Part of the crazy system is that the market place is built from those who are labeled sick and dysfunctional. Sick people are big business for the young soul investors. However illness is also very expensive for the taxpayers who pay for war veterans and other social services and people who pay for insurance, so it is bankrupting the country. Is their any money in prevention? The mature soul Europeans seem to think so.

What is needed is a more balanced approach to all conditions and more neutrality when it comes to how we view illness and injury. A clearer understanding of soul age would certainly help.

What you can do:
  1. When you are genuinely concerned over a condition, you should get help immediately because it is well understood that people with early diagnosis can be helped much more easily than ones who wait until it is too late. This is cost effective and discourages martyrdom.
  2. When you are suffering from an illness take care of yourself and do not infect others if what you have is infectious and acute.
  3. If you have a longer term condition then do your homework and with neutrality observe yourself to understand what the condition symbolizes: A lack of feeling loved, repressed anger, grief, and so on. Take care of this and let go of being chronically sick. If you are constantly getting this, that, and the other thing look at this with some suspicion. What is really promoting this set of problems? Perhaps on some level you want to be sick or injured for secondary gain. This will lead nowhere good.
  4. Also look at blaming and complaining with suspicion in your self. Realize that you may be a pawn of the false personality and it is having its way with you. What is your racket here? Who are you trying to punish? Who are you making wrong? Who do you want attention from? Take responsibility and clear it up. Often clear communication is the best way through.

Always bless yourself for being well and feeling good.
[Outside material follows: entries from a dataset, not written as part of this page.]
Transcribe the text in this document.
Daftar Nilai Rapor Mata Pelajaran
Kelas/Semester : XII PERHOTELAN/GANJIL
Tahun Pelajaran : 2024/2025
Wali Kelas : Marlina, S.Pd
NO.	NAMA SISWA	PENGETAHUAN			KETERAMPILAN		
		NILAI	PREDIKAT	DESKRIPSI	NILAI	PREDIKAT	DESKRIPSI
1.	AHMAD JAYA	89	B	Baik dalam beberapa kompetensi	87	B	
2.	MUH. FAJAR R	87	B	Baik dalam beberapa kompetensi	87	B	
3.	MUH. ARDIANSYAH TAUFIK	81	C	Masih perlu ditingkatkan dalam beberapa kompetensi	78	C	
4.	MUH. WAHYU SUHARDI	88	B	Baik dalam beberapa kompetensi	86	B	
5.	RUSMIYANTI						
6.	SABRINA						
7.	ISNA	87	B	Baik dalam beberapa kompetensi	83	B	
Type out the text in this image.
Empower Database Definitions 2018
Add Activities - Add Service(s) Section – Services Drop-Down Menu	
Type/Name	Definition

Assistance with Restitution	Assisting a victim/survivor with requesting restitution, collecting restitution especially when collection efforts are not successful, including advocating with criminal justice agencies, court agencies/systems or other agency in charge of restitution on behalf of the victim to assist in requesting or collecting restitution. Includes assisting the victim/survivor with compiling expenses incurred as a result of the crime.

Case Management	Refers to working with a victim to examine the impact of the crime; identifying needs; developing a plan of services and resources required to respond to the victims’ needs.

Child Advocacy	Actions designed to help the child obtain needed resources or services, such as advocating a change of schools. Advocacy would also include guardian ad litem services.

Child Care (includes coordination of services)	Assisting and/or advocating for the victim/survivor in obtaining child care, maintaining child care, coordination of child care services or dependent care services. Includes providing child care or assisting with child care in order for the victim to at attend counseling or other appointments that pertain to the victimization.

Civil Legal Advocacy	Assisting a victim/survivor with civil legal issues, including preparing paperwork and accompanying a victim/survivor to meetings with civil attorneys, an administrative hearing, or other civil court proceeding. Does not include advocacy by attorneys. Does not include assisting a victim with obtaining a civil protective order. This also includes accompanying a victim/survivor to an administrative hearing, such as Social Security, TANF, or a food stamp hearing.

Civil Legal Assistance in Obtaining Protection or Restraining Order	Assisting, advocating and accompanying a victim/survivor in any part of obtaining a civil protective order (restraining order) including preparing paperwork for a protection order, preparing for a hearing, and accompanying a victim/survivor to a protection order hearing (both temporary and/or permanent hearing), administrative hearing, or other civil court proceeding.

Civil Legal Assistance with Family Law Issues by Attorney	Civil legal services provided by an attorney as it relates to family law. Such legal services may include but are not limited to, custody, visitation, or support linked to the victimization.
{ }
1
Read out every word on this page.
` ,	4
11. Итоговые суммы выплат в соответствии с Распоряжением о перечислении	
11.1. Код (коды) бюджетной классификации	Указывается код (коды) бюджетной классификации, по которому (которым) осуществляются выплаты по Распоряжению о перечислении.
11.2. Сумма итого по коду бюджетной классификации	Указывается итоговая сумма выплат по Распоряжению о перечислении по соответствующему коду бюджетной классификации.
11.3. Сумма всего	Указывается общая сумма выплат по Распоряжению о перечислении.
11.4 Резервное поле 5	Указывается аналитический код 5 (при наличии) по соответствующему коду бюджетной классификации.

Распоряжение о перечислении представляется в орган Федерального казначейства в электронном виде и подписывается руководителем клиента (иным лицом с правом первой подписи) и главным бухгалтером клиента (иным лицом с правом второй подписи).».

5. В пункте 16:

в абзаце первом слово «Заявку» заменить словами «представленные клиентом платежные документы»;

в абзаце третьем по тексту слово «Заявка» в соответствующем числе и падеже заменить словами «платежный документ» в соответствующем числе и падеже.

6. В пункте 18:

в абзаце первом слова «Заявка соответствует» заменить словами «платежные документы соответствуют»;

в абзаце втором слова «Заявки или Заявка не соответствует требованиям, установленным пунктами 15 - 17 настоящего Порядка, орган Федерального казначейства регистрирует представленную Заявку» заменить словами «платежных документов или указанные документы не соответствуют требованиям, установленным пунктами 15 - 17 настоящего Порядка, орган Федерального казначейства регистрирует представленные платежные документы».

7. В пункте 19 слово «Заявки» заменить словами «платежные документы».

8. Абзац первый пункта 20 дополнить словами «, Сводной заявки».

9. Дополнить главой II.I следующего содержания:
Being well and feeling good is the natural state of essence. You deserve to be and feel this way. Any thing else is an important lesson and the sooner you learn it the sooner you can be well. As a reminder, illness, dysfunction, and injury, if it is not a special lesson, is just a racket that you would be way better off dispensing with. If this article made you angry, then you have work to do on your dragons. If you think you have no rackets, look again, you are just fooling yourself. As the commercial for paper towels says, “Life is messy, clean it up.”